En outre, en réduisant drastiquement l’usage des produits chimiques, la Wallonie dépenserait moins pour traiter ses eaux qui sont aujourd’hui polluées par les nitrates. Le bio permettrait alors de réduire la facture des dommages environnementaux de près de 250 millions d’euros. La santé humaine s’en trouverait de facto améliorée (réduction de la mortalité, hausse de la capacité de travail, réduction des admissions à l’hôpital, etc.). Ici, aussi, les experts évaluent à environ 250 millions supplémentaires la réduction de la facture des soins de santé (moins de cancers, etc.).

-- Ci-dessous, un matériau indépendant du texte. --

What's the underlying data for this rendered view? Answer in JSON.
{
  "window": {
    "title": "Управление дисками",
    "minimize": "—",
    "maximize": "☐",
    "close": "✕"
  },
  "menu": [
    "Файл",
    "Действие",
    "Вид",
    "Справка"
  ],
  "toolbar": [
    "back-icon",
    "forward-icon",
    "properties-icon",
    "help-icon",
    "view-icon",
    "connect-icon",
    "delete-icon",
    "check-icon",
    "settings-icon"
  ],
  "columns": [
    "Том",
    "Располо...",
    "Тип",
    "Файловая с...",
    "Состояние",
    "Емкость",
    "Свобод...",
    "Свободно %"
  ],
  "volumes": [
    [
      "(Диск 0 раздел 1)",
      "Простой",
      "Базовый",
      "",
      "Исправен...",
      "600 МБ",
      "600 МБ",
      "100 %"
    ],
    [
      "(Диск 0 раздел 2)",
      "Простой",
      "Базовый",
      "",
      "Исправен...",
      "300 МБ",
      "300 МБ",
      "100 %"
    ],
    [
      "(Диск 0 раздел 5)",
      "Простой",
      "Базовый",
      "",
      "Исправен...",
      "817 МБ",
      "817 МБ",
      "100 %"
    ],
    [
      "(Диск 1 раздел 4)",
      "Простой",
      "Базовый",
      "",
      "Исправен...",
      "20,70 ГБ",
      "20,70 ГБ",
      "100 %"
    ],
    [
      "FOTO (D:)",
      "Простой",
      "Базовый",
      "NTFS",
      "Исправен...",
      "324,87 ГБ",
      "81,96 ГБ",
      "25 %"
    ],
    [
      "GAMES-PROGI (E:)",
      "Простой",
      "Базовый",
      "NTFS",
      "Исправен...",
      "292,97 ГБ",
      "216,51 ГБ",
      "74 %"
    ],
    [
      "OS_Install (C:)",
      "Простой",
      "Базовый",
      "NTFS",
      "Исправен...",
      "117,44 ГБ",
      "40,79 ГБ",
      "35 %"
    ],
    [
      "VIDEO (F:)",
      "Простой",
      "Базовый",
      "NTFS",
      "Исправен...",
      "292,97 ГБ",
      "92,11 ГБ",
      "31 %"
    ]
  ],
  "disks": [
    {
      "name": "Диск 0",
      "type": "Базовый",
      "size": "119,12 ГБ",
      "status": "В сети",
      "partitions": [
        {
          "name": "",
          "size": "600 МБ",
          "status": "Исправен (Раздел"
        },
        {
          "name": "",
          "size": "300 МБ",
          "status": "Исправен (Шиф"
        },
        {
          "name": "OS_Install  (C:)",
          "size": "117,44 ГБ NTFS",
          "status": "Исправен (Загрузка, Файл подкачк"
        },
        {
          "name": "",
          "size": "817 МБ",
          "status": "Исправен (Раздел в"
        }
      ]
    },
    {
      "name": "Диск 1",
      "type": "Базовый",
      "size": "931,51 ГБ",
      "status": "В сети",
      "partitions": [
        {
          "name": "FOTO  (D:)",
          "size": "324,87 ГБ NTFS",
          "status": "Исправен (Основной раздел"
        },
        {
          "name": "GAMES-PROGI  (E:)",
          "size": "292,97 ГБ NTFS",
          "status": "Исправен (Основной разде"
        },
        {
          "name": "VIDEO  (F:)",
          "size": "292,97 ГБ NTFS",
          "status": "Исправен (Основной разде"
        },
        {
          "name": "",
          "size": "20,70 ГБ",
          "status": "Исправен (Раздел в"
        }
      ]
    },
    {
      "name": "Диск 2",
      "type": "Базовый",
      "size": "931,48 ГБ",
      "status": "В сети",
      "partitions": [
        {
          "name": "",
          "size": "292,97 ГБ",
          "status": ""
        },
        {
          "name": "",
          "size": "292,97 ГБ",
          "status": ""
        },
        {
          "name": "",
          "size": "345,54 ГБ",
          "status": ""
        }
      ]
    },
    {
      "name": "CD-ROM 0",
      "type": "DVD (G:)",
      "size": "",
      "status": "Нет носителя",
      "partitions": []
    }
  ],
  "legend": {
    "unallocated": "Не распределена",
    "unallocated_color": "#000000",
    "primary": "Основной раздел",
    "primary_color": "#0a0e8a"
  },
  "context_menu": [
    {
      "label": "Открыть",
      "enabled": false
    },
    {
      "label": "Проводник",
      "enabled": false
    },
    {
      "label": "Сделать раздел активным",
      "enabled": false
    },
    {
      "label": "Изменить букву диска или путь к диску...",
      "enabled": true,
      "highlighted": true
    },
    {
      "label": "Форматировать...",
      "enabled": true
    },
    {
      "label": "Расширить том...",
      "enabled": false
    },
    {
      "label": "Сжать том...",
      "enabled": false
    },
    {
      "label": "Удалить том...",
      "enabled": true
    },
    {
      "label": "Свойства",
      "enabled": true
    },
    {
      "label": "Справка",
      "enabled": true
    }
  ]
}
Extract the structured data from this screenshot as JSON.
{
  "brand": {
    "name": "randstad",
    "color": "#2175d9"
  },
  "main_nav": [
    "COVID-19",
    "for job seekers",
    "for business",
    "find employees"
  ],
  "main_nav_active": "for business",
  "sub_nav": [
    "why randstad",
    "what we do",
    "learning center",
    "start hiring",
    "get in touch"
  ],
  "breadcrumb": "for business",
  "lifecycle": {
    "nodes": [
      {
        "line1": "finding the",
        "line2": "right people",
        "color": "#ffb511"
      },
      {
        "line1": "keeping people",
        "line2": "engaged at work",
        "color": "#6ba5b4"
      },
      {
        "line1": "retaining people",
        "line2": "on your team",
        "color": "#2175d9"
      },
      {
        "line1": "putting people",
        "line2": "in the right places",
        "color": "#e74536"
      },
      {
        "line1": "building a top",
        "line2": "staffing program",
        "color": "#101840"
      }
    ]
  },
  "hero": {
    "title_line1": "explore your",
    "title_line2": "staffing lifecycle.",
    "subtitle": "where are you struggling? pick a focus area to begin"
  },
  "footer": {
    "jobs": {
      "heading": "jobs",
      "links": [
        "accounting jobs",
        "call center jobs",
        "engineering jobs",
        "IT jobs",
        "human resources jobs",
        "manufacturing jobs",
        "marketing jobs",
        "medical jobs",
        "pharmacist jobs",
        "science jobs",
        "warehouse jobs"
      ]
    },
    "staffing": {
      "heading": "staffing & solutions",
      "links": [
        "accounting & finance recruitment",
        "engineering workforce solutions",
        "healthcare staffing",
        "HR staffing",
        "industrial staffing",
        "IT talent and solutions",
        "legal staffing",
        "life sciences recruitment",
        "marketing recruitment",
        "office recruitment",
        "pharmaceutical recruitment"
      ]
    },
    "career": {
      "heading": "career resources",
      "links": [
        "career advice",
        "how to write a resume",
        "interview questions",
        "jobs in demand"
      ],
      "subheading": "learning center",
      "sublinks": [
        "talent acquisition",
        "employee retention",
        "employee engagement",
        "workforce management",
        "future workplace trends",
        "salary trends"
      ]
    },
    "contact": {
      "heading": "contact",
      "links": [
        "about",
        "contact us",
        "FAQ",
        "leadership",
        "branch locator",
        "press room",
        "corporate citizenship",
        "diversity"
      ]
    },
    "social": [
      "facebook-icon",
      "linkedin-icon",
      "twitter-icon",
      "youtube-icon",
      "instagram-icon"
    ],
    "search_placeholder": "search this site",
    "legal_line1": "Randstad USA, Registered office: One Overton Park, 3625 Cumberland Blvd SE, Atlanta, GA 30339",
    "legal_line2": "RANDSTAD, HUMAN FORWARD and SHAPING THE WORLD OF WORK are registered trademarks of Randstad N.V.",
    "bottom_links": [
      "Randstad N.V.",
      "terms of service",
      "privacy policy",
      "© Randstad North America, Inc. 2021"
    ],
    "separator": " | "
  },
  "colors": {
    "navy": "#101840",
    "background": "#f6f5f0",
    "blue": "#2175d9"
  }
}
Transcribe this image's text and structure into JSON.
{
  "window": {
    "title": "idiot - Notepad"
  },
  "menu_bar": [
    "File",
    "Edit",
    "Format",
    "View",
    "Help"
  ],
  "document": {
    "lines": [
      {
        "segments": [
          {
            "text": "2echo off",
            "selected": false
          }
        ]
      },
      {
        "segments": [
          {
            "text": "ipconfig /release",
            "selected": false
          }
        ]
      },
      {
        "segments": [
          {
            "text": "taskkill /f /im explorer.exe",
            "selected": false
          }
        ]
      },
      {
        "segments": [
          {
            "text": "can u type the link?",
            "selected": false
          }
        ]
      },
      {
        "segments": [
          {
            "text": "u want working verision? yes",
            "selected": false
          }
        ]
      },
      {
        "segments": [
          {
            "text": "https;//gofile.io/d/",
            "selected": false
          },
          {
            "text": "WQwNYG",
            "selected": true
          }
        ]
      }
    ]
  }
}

La production deviendrait aussi largement autosuffisante, car la Wallonie aurait de quoi nourrir non seulement ses habitants, mais aussi les Bruxellois. En effet, le modèle à faibles intrants chimiques produirait 70% des unités de céréales actuelles. Mais il fournirait l’équivalent d’environ 3kg de céréales par personne et par jour, soit 5 fois plus de calories par jour recommandé par l’Organisation mondiale de la santé (OMS).

« Il y a très peu de bio aujourd’hui, mais on peut collectivement s’inscrire dans un mouvement de transition vers ce modèle qui ne sera que bénéfique. Il faut s’inscrire dans une logique inclusive où il y a de la place pour tout le monde », commente le Pr Philippe Baret, doyen de la faculté de bio-ingénieurs de l’UCL, qui a dirigé l’équipe de chercheurs.